AlexaTM 20B is the largest multilingual seq2seq model to date that is also capable of few-shot learning. We will be releasing the model publicly for non-commercial use to aid the development and evaluation of multilingual large language models (LLMs). We have also implemented a function to enable loading the model on up to eight GPUs with limited GPU memory for running inference on instances of Amazon Web Services’ EC2 computation service. This provides a more flexible way for researchers to use AlexaTM 20B in their own work.

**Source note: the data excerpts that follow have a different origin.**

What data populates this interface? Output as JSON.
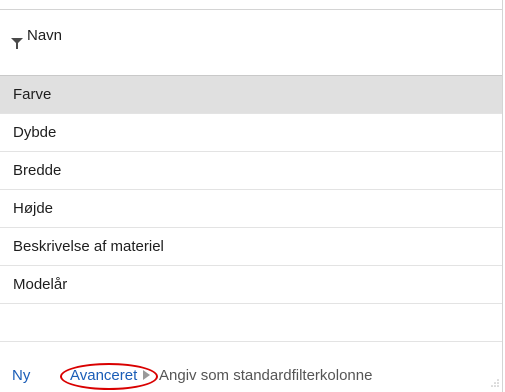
{
  "header": {
    "column_label": "Navn",
    "filter_icon": "filter-funnel-icon"
  },
  "list": {
    "items": [
      {
        "label": "Farve",
        "selected": true
      },
      {
        "label": "Dybde",
        "selected": false
      },
      {
        "label": "Bredde",
        "selected": false
      },
      {
        "label": "Højde",
        "selected": false
      },
      {
        "label": "Beskrivelse af materiel",
        "selected": false
      },
      {
        "label": "Modelår",
        "selected": false
      }
    ]
  },
  "footer": {
    "new_label": "Ny",
    "advanced_label": "Avanceret",
    "set_default_label": "Angiv som standardfilterkolonne",
    "advanced_icon": "triangle-arrow-icon"
  },
  "colors": {
    "link": "#1a5db7",
    "highlight": "#d90000",
    "selected_row": "#e0e0e0"
  }
}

In an analysis reported in our paper, we found that AlexaTM 20B, like other LLMs, has some likelihood of reproducing toxic language, social biases, and harmful stereotypes found in its training data. Therefore, we recommend that users conduct a full task-specific fairness-and-bias analysis before using the model to fully understand and address any potential harm that might arise from its use. Depending on the downstream application that AlexaTM 20B is being applied to, one or several of the prior techniques from the literature might be used to detoxify and debias the model. We reiterate the importance of task-specific fairness auditing and emphasize the need for more research on bias measurement and mitigation from the community.
All in all, we demonstrated in our work that the proposed style of pretraining enables seq2seq models that outperform much larger decoder-only LLMs across different tasks, both in a few-shot setting and with fine-tuning. We hope our work presents a compelling case for seq2seq models as a powerful alternative to decoder-only models for LLM training.